March 25, 200818 yr So, I've had my unRAID server up and running for a year or more without any problems (ie: never done anything in terms of upgrading or replacing hard drives). Well, I took advantage of some recent 500GB IDE drives and planned on replacing some old drives. So, I did everything that is expected and now when I reboot the server the server is crawling at 2,000kb/sec which will take like 68 hours to rebuild!! I did the typical trouble shooting which consisted of the following: 1. Took new hard drive out of icy dock and plugged it directly into promise card Result: Still the same. The rebuild starts at 15,000kb but quickly dies down to 2,000kb 2. Attached new cable and made sure it was snug Result: Still the same. The rebuild starts at 15k and quickly dies down to 2k 3. Changed which power supply the new hard drive was attached. Result: Same as above, no change in speed. So, what the hell could be causing this slow down? I never had any problem in the past when it came to parity rebuilds. I replaced my old 120GB drive with a 500GB and there was not much data on the old 120GB (about 8GB of data on the drive). The log doesn't show anything out of the ordinary at all. Everything is the same as usual... could the Promise card be the slow down? Thank you for any ideas!!! I hate upgrading when the server has functioned perfectly for over a year...
March 25, 200818 yr Author Well, something interesting pops up in the system log: Mar 24 05:58:25 Tower kernel: hdj: dma_timer_expiry: dma status == 0x40 Mar 24 05:58:25 Tower kernel: hdj: timeout waiting for DMA Mar 24 05:58:25 Tower kernel: PDC202XX: Primary channel reset. Mar 24 05:58:25 Tower kernel: hdj: timeout waiting for DMA Mar 24 05:58:25 Tower kernel: hdj: (__ide_dma_test_irq) called while not waiting Mar 24 05:58:25 Tower kernel: hdj: status error: status=0x58 { DriveReady SeekComplete DataRequest } Mar 24 05:58:25 Tower kernel: Mar 24 05:58:25 Tower kernel: hdj: drive not ready for command Mar 24 05:58:25 Tower kernel: hdj: status timeout: status=0xd0 { Busy } Mar 24 05:58:25 Tower kernel: Mar 24 05:58:25 Tower kernel: PDC202XX: Primary channel reset. Mar 24 05:58:25 Tower kernel: hdj: drive not ready for command Mar 24 05:58:25 Tower kernel: ide4: reset: success Mar 24 06:12:32 Tower smbd[1270]: [2008/03/24 06:12:32, 0] lib/util_sock.c:get_peer_addr(1000) Mar 24 06:12:32 Tower smbd[1270]: getpeername failed. Error was Transport endpoint is not connected Mar 24 06:12:32 Tower smbd[1270]: [2008/03/24 06:12:32, 0] lib/util_sock.c:get_peer_addr(1000) Mar 24 06:12:32 Tower smbd[1270]: getpeername failed. Error was Transport endpoint is not connected Mar 24 06:12:32 Tower smbd[1270]: [2008/03/24 06:12:32, 0] lib/util_sock.c:write_socket_data(430) Mar 24 06:12:32 Tower smbd[1270]: write_socket_data: write failure. Error = Connection reset by peer Mar 24 06:12:32 Tower smbd[1270]: [2008/03/24 06:12:32, 0] lib/util_sock.c:write_socket(455) Mar 24 06:12:32 Tower smbd[1270]: write_socket: Error writing 4 bytes to socket 21: ERRNO = Connection reset by peer Mar 24 06:12:32 Tower smbd[1270]: [2008/03/24 06:12:32, 0] lib/util_sock.c:send_smb(647) Mar 24 06:12:32 Tower smbd[1270]: Error writing 4 bytes to client. -1. (Connection reset by peer) And yes, hard drive j is the new hard drive that was installed....

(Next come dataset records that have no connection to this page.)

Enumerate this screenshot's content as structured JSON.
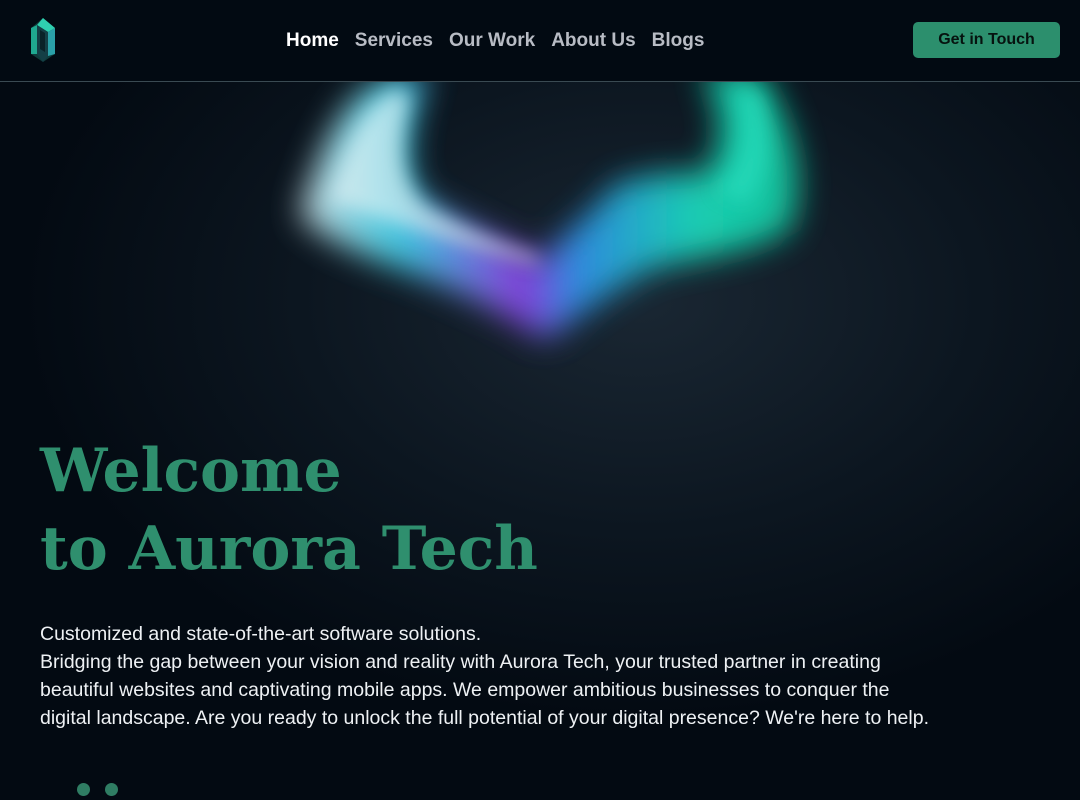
{
  "header": {
    "logo_icon": "aurora-crystal-logo-icon",
    "nav": [
      {
        "label": "Home",
        "active": true
      },
      {
        "label": "Services",
        "active": false
      },
      {
        "label": "Our Work",
        "active": false
      },
      {
        "label": "About Us",
        "active": false
      },
      {
        "label": "Blogs",
        "active": false
      }
    ],
    "cta_label": "Get in Touch"
  },
  "hero": {
    "title_line1": "Welcome",
    "title_line2": "to Aurora Tech",
    "subtitle": "Customized and state-of-the-art software solutions.",
    "body_line1": "Bridging the gap between your vision and reality with Aurora Tech, your trusted partner in creating",
    "body_line2": "beautiful websites and captivating mobile apps. We empower ambitious businesses to conquer the",
    "body_line3": "digital landscape. Are you ready to unlock the full potential of your digital presence? We're here to help."
  },
  "carousel": {
    "dot_count": 2
  },
  "colors": {
    "background": "#020a12",
    "accent": "#2f8f6e",
    "cta_background": "#2c8f6d",
    "nav_active": "#ffffff",
    "nav_inactive": "#b8bcc4"
  }
}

March 25, 200818 yr Author Well, there is definitely something slowing down the new drive, check these two speed tests, the new drive being the first: /dev/hdj: Timing cached reads: 2524 MB in 2.00 seconds = 1262.00 MB/sec Timing buffered disk reads: 8 MB in 3.58 seconds = 2.23 MB/sec root@Tower:~# hdparm -tT /dev/hda /dev/hda: Timing cached reads: 2356 MB in 2.00 seconds = 1178.00 MB/sec Timing buffered disk reads: 204 MB in 3.01 seconds = 67.77 MB/sec
March 25, 200818 yr Since the problem seems to me to be either the hard drive, the cable, or the Promise card, I would pull the drive and install it in another computer and test it. If it proves to be fine, then try another cable, and if no improvement, then you are left with a defective card. Perhaps it is just a bad IDE connector. Whatever the problem, it is probably dropping you into a PIO mode, although it is not evident above. In the syslog, search for 'limiting speed to' or 'configured for PIO' messages.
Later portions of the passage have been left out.